El Salón Dorado o Sala de Conciertos ha sido el escenario principal de las grandes recepciones de esta embajada. Antonio Castañeda Buraglia.
El Salón Dorado o Sala de Conciertos ha sido el escenario principal de las grandes recepciones de esta embajada. Antonio Castañeda Buraglia.
Durante un buen tiempo en este primer piso hubo oficinas para funcionarios. Luego, éstas se convirtieron en salas de recepción, un poco más informales que las del segundo piso. Antonio Castañeda Buraglia.
Vestíbulo del segundo piso que conduce al Salón Dorado. El gran tamaño de las chimeneas es otra constante de este tipo de residencias. Antonio Castañeda Buraglia.
La gran lámpara del comedor es uno de los objetos más valiosos de la embajada. Si bien de apariencia moderna, documentos fechados en 1934 la describen como “una antigua araña de luces del siglo XVI, realizada con gran esfuerzo por artesanos venecianos”. Su globo se considera como uno de los más grandes soplado porser humano alguno. Antonio Castañeda Buraglia.
Durante una época, esta inusual salita, ubicada al fondo del comedor, estuvo cubierta por pesados cortinajes. Antonio Castañeda Buraglia.
Pinturas de artistas rusos de muy diversas épocas decoran las paredes, incluyendo nombres tan conocidos como los de I. Aivazovsky, M. Nesterov, K. Makovsky, A. Savrasov, F. Sychkov.
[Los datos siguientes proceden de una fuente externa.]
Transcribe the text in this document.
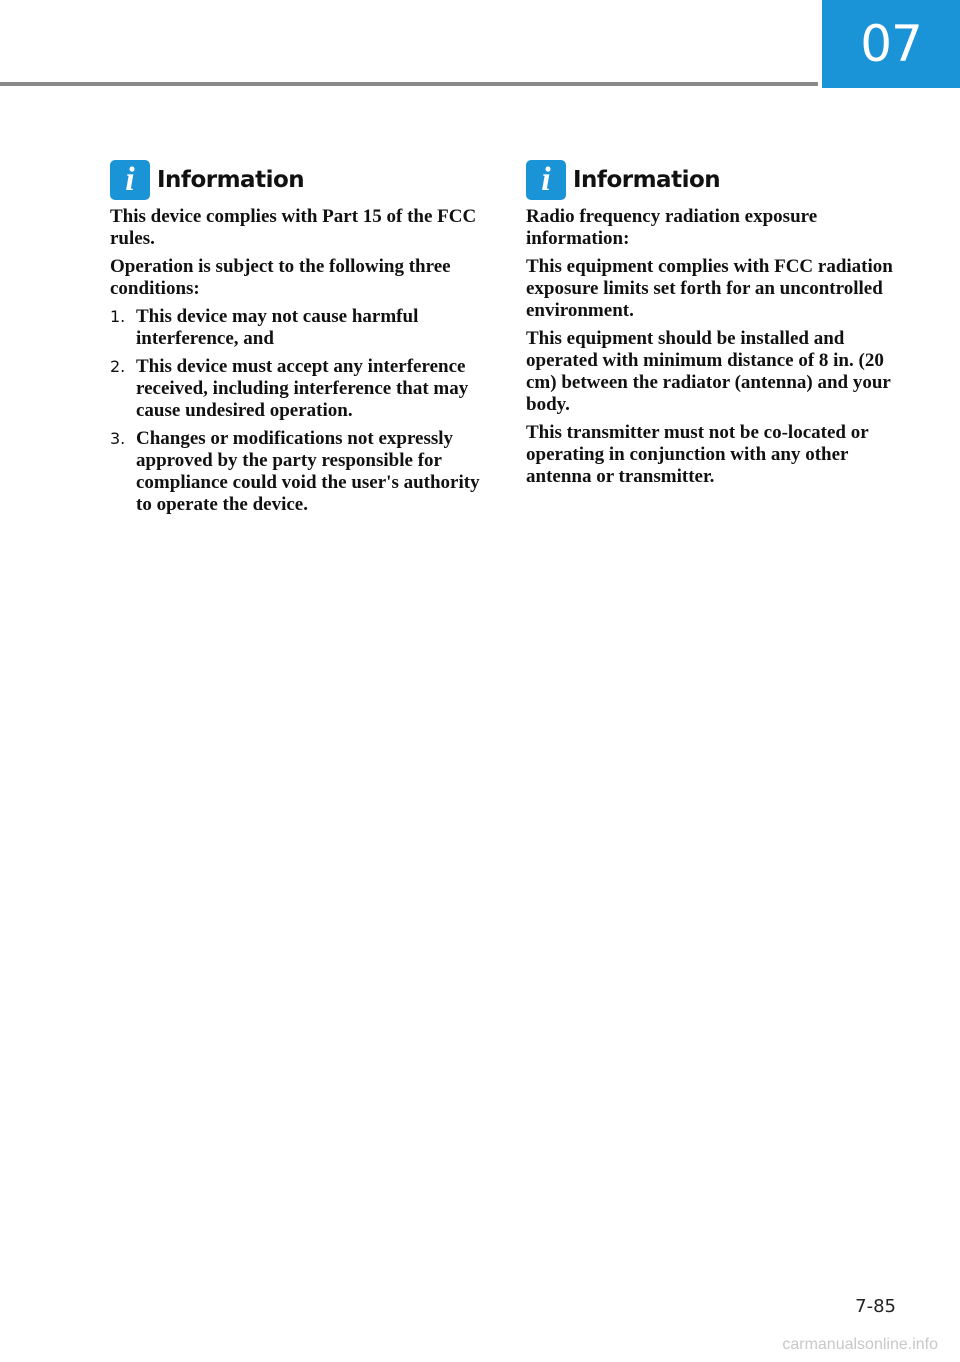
07
i Information

This device complies with Part 15 of the FCC rules.

Operation is subject to the following three conditions:

1. This device may not cause harmful interference, and
2. This device must accept any interference received, including interference that may cause undesired operation.
3. Changes or modifications not expressly approved by the party responsible for compliance could void the user's authority to operate the device.
i Information

Radio frequency radiation exposure information:

This equipment complies with FCC radiation exposure limits set forth for an uncontrolled environment.

This equipment should be installed and operated with minimum distance of 8 in. (20 cm) between the radiator (antenna) and your body.

This transmitter must not be co-located or operating in conjunction with any other antenna or transmitter.

7-85
carmanualsonline.info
Antonio Castañeda Buraglia.
Texto de: Lily Urdinola de Bianchi
Difícil encontrar dos suegras como Hattie Sanger Pullman. Fascinada con la carrera política de su yerno Frank O. Lowden, elegido y reelegido congresista por Illinois, esta multimillonaria madre política –viuda del magnate de los coches-dormitorio, George Pullman– decidió que ya que Lowden y su hija tenían para largo en Washington, sería bueno que tuvieran su propia casa y dejaran de seguir alquilando. Pero no podía ser cualquier morada porque si la carrera política del yernísimo seguía como iba, podía hasta terminar con la banda presidencial terciada. Pensando en eso, el arquitecto obvio era Nathan Wyeth, quien por esa misma época estaba a cargo de la ampliación de las oficinas del ala oeste de la Casa Blanca.
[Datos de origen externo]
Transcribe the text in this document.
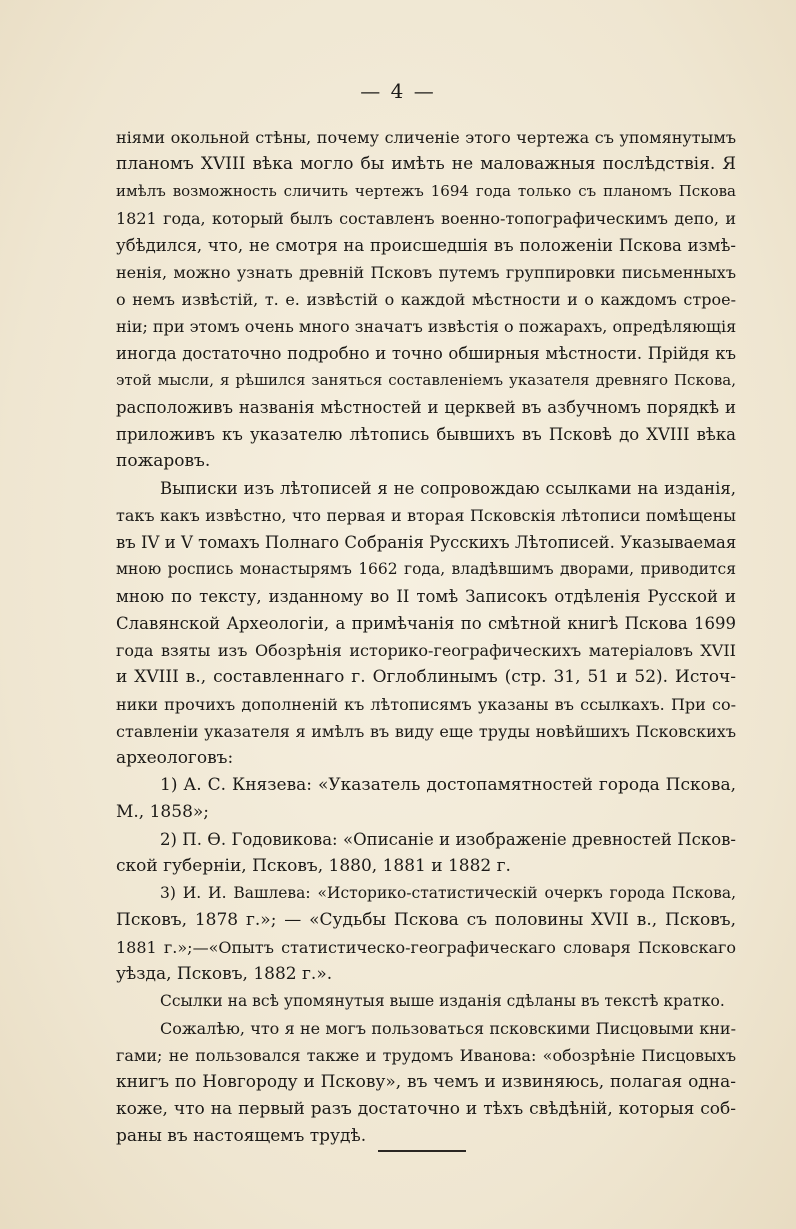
— 4 —
ніями окольной стѣны, почему сличеніе этого чертежа съ упомянутымъ
планомъ XVIII вѣка могло бы имѣть не маловажныя послѣдствія. Я
имѣлъ возможность сличить чертежъ 1694 года только съ планомъ Пскова
1821 года, который былъ составленъ военно-топографическимъ депо, и
убѣдился, что, не смотря на происшедшія въ положеніи Пскова измѣ-
ненія, можно узнать древній Псковъ путемъ группировки письменныхъ
о немъ извѣстій, т. е. извѣстій о каждой мѣстности и о каждомъ строе-
ніи; при этомъ очень много значатъ извѣстія о пожарахъ, опредѣляющія
иногда достаточно подробно и точно обширныя мѣстности. Прійдя къ
этой мысли, я рѣшился заняться составленіемъ указателя древняго Пскова,
расположивъ названія мѣстностей и церквей въ азбучномъ порядкѣ и
приложивъ къ указателю лѣтопись бывшихъ въ Псковѣ до XVIII вѣка
пожаровъ.
Выписки изъ лѣтописей я не сопровождаю ссылками на изданія,
такъ какъ извѣстно, что первая и вторая Псковскія лѣтописи помѣщены
въ IV и V томахъ Полнаго Собранія Русскихъ Лѣтописей. Указываемая
мною роспись монастырямъ 1662 года, владѣвшимъ дворами, приводится
мною по тексту, изданному во II томѣ Записокъ отдѣленія Русской и
Славянской Археологіи, а примѣчанія по смѣтной книгѣ Пскова 1699
года взяты изъ Обозрѣнія историко-географическихъ матеріаловъ XVII
и XVIII в., составленнаго г. Оглоблинымъ (стр. 31, 51 и 52). Источ-
ники прочихъ дополненій къ лѣтописямъ указаны въ ссылкахъ. При со-
ставленіи указателя я имѣлъ въ виду еще труды новѣйшихъ Псковскихъ
археологовъ:
1) А. С. Князева: «Указатель достопамятностей города Пскова,
М., 1858»;
2) П. Ѳ. Годовикова: «Описаніе и изображеніе древностей Псков-
ской губерніи, Псковъ, 1880, 1881 и 1882 г.
3) И. И. Вашлева: «Историко-статистическій очеркъ города Пскова,
Псковъ, 1878 г.»; — «Судьбы Пскова съ половины XVII в., Псковъ,
1881 г.»;—«Опытъ статистическо-географическаго словаря Псковскаго
уѣзда, Псковъ, 1882 г.».
Ссылки на всѣ упомянутыя выше изданія сдѣланы въ текстѣ кратко.
Сожалѣю, что я не могъ пользоваться псковскими Писцовыми кни-
гами; не пользовался также и трудомъ Иванова: «обозрѣніе Писцовыхъ
книгъ по Новгороду и Пскову», въ чемъ и извиняюсь, полагая одна-
коже, что на первый разъ достаточно и тѣхъ свѣдѣній, которыя соб-
раны въ настоящемъ трудѣ.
La residencia, una de las más costosas que se construyesen en la ciudad a comienzos del siglo pasado, fue hecha a medida de las aspiraciones de doña Hattie: imponente edificación, extensos recibos, finísimos terminados. Y si bien en una época el gran debate se centró en si la mansión Pullman fue la consagración del arquitecto Wyeth o su pecado mortal –por la mezcla de estilos y poca originalidad– a estas alturas, con todo lo que sus muros han visto y oído, es pieza fundamental de la historia de Washington.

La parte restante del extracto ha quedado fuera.